The group argue that this is a trend which is fuelling inequality in US schools.
The research shows that children with disabilities are suspended nearly twice as often as others, with students from minority backgrounds and homosexual, bisexual and transgender students also at higher risk of suspension.
In addition, suspensions on the whole have doubled since the 1970s, with data indicating that during the 2009-2010 school year, over 3 million students were suspended in the US.
This report comes just two months after the Obama administration issued guidance to reduce the number of children suspended or referred to law enforcement.
Whilst the numbers of students suspended in the UK are different, research in UK schools also suggests that disabled children are disproportionately suspended or excluded.

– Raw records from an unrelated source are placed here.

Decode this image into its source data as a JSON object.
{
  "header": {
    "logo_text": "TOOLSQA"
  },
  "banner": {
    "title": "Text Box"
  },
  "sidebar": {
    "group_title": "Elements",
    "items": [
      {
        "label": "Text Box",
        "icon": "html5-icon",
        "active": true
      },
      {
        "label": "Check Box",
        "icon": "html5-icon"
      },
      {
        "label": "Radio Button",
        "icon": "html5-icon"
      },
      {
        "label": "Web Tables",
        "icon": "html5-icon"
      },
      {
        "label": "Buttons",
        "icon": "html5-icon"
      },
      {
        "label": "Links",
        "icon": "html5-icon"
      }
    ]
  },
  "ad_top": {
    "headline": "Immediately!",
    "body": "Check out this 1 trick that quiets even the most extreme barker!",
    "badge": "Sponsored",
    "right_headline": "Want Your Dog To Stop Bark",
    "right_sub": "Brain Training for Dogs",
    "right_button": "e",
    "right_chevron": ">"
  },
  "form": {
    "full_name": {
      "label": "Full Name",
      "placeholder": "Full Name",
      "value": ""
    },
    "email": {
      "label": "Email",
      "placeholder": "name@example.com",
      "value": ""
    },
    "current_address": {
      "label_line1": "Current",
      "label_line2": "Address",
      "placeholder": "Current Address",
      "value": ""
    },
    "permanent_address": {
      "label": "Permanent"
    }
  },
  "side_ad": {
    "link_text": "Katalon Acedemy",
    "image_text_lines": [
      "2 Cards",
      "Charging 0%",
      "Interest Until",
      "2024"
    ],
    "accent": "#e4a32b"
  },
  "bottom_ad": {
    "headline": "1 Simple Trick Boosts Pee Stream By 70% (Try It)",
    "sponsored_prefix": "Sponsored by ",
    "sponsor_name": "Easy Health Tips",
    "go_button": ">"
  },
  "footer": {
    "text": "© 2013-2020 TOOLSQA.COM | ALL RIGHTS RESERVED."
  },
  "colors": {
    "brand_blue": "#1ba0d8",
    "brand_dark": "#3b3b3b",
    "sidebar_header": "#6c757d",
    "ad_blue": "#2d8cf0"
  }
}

Ambitious about Autism found that thousands of children with autism are being illegally excluded from schools in England through ‘informal’ exclusions, such as asking parents to keep their child at home, miss school trips and activities, or pick their child up from school early.
Russell Skiba, the director of the collaborative at Indiana University, states: “Far from making our schools safer or improving student behaviour, the steadily increasing use of suspension and expulsion puts students — especially students of colour and other targeted groups — at an increased risk of academic disengagement, dropout and contact with juvenile justice.”
The group also state that ‘bad’ students should not be removed from the classroom so that ‘good’ children can learn, as they found no evidence of the benefits of this.
Alternatively, the report recommends prevention programmes, and a focus on problem-solving when disciplinary situations arise.
It is clear that schools are often ill equipped to deal with ‘difficult’ students, and suspensions appear to be an easy, convenient way out.
However, the report suggests that suspensions and exclusions have damaging long-term consequences, as students from targeted groups, such as those with disabilities, are missing out on education at a disproportionate rate, and are therefore likely to fall behind.
As a result, these children are then at a disadvantage, which may have implications for their adult life, in terms of employment, and consequently their income, housing and ultimately their health and well-being.
It is evident that more must be done to ensure schools receive the right guidance and facilities to support students with disabilities, and the correct procedures must be followed before suspensions.
The report makes several policy proposals, suggesting that restorative practices can replace a punitive approach to discipline with a more constructive, collaborative and humane approach which embraces all members of the community.
Other recommendations include teacher training programmes focused on student engagement, investment in social and emotional learning strategies, and positive behavioural interventions and supports.
Research shows that these approaches result in fewer suspensions, decreased disciplinary referrals, and improved academic achievement.